Cars have been a passion all his life. Every one of his tattoos is of a Cadillac logo (apart from one, “Never” on his ring finger – “I don’t need a contract for love.”) He owns twelve of these iconic cars, most of them from the fifties and sixties. He loves the lines.

“Classic, clean, fucking beautiful looking fucking Cadillac. That’s just what I’m into. And a lot of them are bad looking mother-fuckers.”

Now cars are taking on a different meaning. He’s starting to realise that all the other sports he excels at take a toll on the body. Motor sport still gives him the adrenaline drug he craves but it’s something he can keep doing for years. For Palmer Pikes Peak is road to a new stage of his career.

“It’s real driving, it shows that you can really drive a car if you are up here. It’s fun driving. It’s in the dirt and you can pitch it out. It’s crazy. You are on the edge the whole time, if you make mistakes up there you’re paying, that’s why it’s so exciting to race it.”

He wants to be a rally driver.

“I think World Rally drivers are the best drivers, even better that the Formula One guys even. It’s amazing what those guys do with a car. The conditions, it’s spontaneous reactions to all the things that come their way on a stage. I’d be well into doing that.”

Swede Per Eklund has been doing just that for forty years. He’s raced in over a hundred World Rallies. He’s in Pikes Peak driving a specially modified Saab 93 turbo, candy red with huge black carbon-fibre wings and a massive 750 horsepower engine. Pikes Peak is Saab’s only involvement in motor sport.

“They’d never have a World Rally up here without crash barriers.
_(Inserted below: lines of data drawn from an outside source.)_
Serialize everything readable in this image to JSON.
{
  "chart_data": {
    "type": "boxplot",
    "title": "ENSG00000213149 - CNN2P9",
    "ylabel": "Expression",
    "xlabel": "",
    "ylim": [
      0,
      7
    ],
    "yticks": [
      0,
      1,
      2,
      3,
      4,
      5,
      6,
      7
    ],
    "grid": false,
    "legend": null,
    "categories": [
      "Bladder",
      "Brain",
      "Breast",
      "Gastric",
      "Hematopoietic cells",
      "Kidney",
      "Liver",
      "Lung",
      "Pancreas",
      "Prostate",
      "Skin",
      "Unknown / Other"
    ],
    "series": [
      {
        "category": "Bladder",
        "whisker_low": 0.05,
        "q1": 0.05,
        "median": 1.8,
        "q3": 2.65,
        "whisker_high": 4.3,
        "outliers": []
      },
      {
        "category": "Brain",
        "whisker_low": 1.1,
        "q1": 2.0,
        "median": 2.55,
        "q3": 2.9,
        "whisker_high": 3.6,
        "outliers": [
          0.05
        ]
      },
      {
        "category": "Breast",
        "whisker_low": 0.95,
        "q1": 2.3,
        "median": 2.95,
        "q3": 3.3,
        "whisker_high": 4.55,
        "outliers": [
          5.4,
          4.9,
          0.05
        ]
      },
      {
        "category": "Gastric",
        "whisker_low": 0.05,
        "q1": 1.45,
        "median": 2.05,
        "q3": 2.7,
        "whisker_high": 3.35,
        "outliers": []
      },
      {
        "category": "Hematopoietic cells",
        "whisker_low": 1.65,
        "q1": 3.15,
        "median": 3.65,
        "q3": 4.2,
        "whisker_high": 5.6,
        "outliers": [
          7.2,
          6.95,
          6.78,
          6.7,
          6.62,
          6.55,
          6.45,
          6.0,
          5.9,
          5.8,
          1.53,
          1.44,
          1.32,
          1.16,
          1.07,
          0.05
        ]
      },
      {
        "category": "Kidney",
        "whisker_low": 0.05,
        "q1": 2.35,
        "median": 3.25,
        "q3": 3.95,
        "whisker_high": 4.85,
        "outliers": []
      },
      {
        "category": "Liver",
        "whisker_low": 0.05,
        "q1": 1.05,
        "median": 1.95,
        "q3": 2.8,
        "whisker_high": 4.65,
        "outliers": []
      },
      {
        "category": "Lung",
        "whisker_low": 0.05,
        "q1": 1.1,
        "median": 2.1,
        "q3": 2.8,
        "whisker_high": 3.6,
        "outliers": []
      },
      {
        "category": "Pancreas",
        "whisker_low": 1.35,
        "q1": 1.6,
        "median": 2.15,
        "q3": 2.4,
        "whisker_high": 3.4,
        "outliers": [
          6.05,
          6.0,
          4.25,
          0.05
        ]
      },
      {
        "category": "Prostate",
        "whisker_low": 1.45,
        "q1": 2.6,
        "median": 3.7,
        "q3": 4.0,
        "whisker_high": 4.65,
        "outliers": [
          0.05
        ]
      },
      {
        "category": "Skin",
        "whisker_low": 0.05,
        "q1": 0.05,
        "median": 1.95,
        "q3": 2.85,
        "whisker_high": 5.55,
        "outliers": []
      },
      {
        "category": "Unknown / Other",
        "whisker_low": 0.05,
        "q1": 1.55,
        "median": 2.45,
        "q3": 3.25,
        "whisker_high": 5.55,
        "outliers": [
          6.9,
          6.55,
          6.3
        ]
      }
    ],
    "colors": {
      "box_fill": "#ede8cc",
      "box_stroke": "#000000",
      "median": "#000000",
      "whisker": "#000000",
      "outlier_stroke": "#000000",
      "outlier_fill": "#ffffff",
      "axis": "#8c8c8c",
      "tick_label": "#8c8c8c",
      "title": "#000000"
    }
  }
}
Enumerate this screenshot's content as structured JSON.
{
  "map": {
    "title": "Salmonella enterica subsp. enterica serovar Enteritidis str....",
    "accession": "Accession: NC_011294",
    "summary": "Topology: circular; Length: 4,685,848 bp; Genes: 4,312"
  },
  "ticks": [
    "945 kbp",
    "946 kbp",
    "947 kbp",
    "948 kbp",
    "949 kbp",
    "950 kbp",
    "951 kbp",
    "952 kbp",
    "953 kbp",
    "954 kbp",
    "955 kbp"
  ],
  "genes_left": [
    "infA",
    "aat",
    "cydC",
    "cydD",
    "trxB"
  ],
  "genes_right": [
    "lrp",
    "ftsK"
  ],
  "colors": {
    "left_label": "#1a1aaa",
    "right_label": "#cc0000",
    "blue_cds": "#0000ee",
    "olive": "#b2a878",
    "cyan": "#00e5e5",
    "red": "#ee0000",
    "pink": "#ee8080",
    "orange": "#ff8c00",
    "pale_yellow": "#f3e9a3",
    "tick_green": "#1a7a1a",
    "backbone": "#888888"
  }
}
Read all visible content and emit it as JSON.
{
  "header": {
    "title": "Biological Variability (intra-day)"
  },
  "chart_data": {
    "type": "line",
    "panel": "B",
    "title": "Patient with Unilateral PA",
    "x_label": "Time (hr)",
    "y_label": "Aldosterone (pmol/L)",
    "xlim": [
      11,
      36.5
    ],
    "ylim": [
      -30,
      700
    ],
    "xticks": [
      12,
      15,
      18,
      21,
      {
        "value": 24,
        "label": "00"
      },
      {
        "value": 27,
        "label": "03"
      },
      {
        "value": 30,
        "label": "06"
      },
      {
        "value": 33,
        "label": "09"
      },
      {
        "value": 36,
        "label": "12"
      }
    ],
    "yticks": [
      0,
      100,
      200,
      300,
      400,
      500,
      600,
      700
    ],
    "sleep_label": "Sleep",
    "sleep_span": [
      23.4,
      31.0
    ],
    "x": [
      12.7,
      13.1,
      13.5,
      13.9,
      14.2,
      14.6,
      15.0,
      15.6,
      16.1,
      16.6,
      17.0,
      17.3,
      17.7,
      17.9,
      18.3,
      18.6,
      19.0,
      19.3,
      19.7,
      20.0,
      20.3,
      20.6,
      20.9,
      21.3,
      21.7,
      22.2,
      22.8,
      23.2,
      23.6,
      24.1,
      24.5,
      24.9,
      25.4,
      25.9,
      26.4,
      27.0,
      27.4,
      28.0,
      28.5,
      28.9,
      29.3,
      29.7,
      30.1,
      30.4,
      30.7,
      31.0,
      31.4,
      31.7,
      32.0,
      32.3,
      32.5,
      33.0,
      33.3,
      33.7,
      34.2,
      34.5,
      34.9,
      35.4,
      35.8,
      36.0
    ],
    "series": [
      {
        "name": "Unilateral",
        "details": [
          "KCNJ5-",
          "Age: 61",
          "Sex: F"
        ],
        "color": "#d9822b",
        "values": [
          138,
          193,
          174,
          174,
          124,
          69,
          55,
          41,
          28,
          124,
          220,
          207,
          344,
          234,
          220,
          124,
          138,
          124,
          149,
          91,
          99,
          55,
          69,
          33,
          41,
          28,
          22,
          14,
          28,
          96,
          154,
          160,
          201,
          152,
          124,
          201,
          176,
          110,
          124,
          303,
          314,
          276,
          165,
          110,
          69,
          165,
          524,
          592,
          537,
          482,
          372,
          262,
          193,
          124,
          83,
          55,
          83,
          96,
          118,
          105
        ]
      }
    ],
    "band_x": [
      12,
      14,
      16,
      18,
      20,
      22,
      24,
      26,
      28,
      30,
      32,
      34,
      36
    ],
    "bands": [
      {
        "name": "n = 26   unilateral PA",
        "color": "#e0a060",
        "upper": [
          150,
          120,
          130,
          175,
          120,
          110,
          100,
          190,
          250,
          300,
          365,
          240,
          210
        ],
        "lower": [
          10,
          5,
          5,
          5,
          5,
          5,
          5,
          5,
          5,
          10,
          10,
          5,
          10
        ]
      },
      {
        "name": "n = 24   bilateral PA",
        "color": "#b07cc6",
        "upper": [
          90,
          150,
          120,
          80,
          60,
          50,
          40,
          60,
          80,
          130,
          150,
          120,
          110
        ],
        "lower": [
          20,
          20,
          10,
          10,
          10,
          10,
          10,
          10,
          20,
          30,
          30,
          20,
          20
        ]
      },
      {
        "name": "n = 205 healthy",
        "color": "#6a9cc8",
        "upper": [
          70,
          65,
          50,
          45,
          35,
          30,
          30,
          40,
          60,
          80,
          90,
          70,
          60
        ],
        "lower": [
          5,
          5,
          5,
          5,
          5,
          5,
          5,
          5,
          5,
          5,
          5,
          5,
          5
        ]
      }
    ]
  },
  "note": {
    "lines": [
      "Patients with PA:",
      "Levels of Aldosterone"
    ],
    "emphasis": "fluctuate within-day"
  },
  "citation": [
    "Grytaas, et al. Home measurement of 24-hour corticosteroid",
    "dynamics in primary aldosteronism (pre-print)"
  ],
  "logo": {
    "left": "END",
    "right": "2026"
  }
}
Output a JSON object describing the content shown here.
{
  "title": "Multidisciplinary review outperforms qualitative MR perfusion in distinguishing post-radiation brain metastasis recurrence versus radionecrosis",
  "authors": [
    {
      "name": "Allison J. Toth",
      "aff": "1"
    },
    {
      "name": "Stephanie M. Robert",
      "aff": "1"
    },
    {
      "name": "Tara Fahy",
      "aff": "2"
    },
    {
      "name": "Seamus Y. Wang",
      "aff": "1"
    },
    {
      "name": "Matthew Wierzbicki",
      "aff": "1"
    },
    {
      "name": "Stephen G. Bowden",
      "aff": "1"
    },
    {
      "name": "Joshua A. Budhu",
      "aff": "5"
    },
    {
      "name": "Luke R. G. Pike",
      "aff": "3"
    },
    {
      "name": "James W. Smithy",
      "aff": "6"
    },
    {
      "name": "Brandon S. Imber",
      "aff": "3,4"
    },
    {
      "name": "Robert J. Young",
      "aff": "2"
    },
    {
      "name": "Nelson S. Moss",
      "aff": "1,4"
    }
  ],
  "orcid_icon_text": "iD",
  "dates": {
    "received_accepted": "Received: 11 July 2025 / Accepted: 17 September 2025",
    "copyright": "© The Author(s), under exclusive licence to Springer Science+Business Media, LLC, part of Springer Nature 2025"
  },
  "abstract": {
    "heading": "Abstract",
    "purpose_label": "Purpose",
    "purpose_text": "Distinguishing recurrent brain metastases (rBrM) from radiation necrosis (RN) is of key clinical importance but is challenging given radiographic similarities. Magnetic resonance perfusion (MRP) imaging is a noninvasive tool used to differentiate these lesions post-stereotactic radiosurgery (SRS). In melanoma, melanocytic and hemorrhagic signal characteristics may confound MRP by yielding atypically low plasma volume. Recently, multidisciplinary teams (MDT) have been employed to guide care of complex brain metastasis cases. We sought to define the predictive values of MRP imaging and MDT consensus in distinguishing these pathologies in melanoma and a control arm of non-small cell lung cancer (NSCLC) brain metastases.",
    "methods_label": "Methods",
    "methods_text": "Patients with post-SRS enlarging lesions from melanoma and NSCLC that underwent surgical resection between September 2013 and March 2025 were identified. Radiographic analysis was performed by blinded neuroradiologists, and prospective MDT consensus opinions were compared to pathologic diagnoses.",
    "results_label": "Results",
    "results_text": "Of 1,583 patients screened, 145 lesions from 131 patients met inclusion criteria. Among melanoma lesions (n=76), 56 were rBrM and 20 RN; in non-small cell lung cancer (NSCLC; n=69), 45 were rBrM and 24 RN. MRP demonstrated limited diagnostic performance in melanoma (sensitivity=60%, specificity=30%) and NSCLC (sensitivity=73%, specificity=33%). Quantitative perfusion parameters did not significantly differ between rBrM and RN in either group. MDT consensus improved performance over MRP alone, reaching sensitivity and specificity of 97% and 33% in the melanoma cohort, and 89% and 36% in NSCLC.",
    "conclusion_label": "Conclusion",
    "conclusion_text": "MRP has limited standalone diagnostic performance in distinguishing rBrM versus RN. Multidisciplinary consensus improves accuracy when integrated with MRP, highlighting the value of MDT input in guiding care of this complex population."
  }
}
You must have respect here. You have to lift your foot a little in some places. Foo-King Hell it’s a long way down. You make a mistake, you never race again.”

He loves the event, it’s the highlight of his year.

“It’s been a dream to race it for years. Among Rally people everyone knows about it but not many people get the chance.”

The problem is getting a car that can do the job. It can be sunny at the bottom, raining half way up and snowing at the finish, in July. Just getting tyres right is a headache but then there is the altitude, engines can just stop because the air is too thin. This was Per’s third time on the Peak, last year he finished with three wheels and two gears, this year he did the top quarter with only a hand-brake.

“There’s no where like it in the world and no race left that has the atmosphere. I’ve been in Rallying so long it’s great to do something different. All the classic rallies have been destroyed. This hasn’t. It’s like the old rallies in England years ago. Pikes Peak is still original, it’s like being in a film, like Clint Eastwood Huh?”